22 diciembre 2010

Los adoradores de burros.


Un hombre era el respetado custodio de un santuario muy venerado que guardaba las cenizas de un antiguo santo. 
Un día, su hijo decidió recorrer con su burro el mundo en peregrinaje visitando otros  lugares sagrados. Al cabo de unos años, el animal ya envejecido, enfermó y murió. El joven se entristeció,  ya que había sido su único compañero durante largas jornadas. Así, decidió enterrarlo bajo un humilde túmulo que él mismo construyó con piedras. A la vez, consideró que su viaje había concluído y que llegaba el momento de regresar a su casa, pero antes vio conveniente descansar en aquel lugar durante algún tiempo.

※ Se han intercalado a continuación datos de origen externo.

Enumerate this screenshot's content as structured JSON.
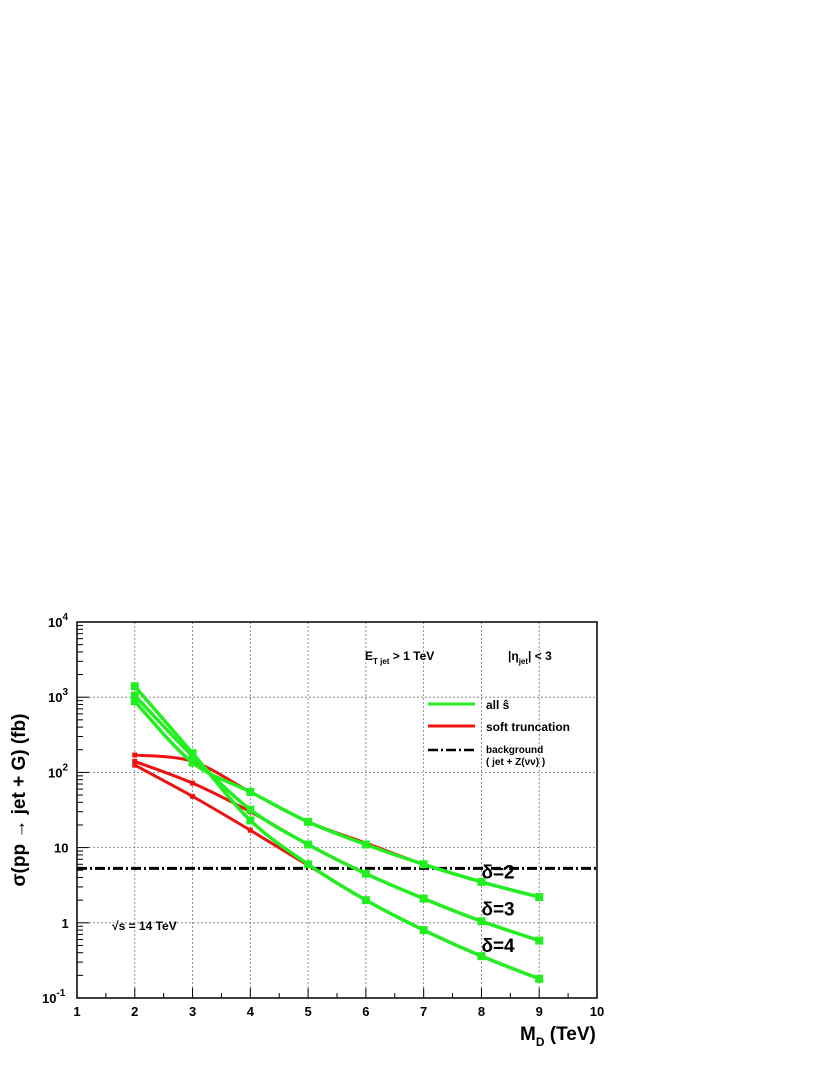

De este modo, los que pasaban por allí, veían a aquel peregrino en silencio junto a aquella tumba, y concluyeron que sin duda allí estaba enterrado algún santo anónimo, y no un santo cualquiera, sino alguien en verdad excepcional, pues su discípulo no se movía de aquel lugar ya lloviera o nevara. La voz se extendió por la comarca, y al poco aparecieron gentes con flores y ofrendas que dejaban con devoción sobre la tumba del burro. No pasaron muchas semanas antes de que alguien propusiera construir un santuario conmemorativo donde los fieles pudieran elevar plegarias a tan ilustre santo. Nuestro joven, asombrado por la extraña conducta de los lugareños, emprendió el viaje de vuelta a casa.
Cuando se reencontró con su padre, le narró lo acontecido con la tumba de su burro. El padre, al oir lo sucedido, guardó silencio unos instantes.
-Hijo mío- habló por fin, -he de confesarte algo. Debes saber que este santuario donde te criaste, por una sucesión de acontecimientos parecidos a los que me has contado, fue erigido sobre la tumba de mi burro hace ya más de treinta años.